24/12/2015

Matrimonio gay – Parlamento greco e Platone

Tutti quelli che avevano avuto una boccata d’acido alla notizia del referendum sloveno contro il matrimonio gay, si sono riconsolati pochi giorni dopo.

Il Parlamento greco, infatti, ha legalizzato le unioni civili omosessuali.

Da un estremista di sinistra, come Tsipras, ce lo si poteva aspettare. Soprattutto dopo che lo stesso Tsipras, eletto con la promessa di fare fuoco e fulmini contro l’Unone Europea, si è poi fatto blandire dalla Merkel e compagnia. E in tempo di crisi generale, sappiamo quanto la Grecia in particolare sia ricattabile dal punto di vista economico. Non stupisce quindi che Tsipras abbia immediatamente avallato l’attuazione dell’agenda omosessualista.

L’avevano promesso, del resto, i principali partiti greci (compreso Nea Democratia) firmando un impegno congiunto alla fine di settembre con la ILGA Europa.

Può anche darsi che il popolo greco sia contento così.

Non lo sarebbe, però, un “vecchio” greco come Platone [ne abbiamo già parlato mesi fa. Chi non ricorda o non ha letto proceda pure qui]: nel Simposio, il grande, antico, filosofo (nato e morto ad Atene più o meno nel 428 e nel 348 avanti Cristo, rispettivamente), fa dire a Socrate che l’amore non è ciò che gli altri commensali credevano (l’attrazione dei “mezzi” verso il “complementare”), ma piuttosto l’attrazione che l’anima umana ha per la perfezione e per l’Assoluto. 

Nelle Leggi Platone si rivela dichiaratamente “omofobo” (meno male che non c’era la legge Scalfarotto, ai suoi tempi): dice, infatti, che bisogna rispettare le leggi di natura per conquistare la virtù, condanna i rapporti sessuali che non siano tra uomo e donna adulti, al fine di procreare; critica quelli che  hanno “corrotto la norma antica e secondo natura relativa ai piaceri sessuali” e dice che “ il piacere sessuale è stato dato secondo natura sia alle femmine che ai maschi perché si accoppiassero al fine di procreare, mentre la relazione erotica dei maschi con i maschi e delle femmine con le femmine è contro natura e tale atto temerario nasce dall’incapacità di dominare il piacere”.

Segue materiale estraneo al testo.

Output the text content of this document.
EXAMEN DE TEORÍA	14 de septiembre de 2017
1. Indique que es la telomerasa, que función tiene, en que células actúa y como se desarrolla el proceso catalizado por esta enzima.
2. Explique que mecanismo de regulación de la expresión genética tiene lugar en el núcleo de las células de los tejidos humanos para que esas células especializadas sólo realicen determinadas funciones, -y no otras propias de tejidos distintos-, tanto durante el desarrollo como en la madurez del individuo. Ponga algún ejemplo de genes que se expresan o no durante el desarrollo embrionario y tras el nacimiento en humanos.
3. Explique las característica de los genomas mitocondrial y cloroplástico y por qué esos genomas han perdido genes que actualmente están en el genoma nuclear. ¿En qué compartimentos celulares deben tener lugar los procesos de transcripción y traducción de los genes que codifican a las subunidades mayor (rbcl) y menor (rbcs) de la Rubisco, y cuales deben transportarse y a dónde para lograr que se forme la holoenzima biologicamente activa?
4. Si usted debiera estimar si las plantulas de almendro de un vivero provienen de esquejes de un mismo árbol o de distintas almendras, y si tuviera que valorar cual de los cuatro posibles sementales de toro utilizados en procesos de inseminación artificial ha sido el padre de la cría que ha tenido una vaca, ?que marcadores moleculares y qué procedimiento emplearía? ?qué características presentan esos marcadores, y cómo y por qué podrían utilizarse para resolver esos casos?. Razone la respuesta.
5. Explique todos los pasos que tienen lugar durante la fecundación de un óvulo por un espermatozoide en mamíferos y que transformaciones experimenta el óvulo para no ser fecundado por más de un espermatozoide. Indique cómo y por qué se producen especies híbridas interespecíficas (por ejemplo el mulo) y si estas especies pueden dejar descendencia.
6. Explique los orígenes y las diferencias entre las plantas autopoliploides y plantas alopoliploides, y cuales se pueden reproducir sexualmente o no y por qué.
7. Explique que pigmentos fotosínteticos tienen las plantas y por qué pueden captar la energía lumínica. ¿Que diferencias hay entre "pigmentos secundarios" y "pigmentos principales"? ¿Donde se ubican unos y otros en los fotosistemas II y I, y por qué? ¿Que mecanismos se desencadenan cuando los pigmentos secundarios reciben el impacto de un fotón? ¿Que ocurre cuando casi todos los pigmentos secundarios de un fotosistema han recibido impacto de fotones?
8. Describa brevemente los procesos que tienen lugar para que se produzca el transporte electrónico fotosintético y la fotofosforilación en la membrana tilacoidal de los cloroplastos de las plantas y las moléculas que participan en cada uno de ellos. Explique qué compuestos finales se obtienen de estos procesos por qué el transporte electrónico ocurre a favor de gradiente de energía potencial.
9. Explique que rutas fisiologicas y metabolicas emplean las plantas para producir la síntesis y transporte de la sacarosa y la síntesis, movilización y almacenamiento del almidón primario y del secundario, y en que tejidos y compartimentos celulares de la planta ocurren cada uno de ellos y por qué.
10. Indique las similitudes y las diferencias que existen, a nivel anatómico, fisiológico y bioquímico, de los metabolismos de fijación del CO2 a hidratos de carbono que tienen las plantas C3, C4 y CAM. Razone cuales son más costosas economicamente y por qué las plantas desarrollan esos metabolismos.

La legge, secondo Platone, deve indurre i cittadini a vivere nella castità e nel dominio di sé. E se proprio alcuni non resistono all’attrazione dei piaceri contro la legge naturale “sia presso di loro cosa bella compiere di nascosto questi atti (…), mentre sia turpe il non farli di nascosto”.

Ultima nota, a margine, sulla condanna della pedofilia. Nella Repubblica (un’altra fondamentale opera di Platone) c’è scritto che la legge deve comandare al maestro che “prova affetto (erastés) per il suo discepolo (ta paidikà)” che “lo ami e lo accompagni e lo tocchi come farebbe un padre con il figlio; con il suo consenso e avendo come fine la contemplazione e la conoscenza del bello. Mai dunque dovrà accadere o sembrare che si vada oltre questi limiti”.

La famiglia fra uomo e donna è il fondamento istituzionale esclusivo di tutte le civiltà e di tutti i popoli, da sempre. E’ ovvio, è banale. Ma a dirlo, oggi, si viene tacciati di omofobia. Per fortuna anche Platone è dei nostri.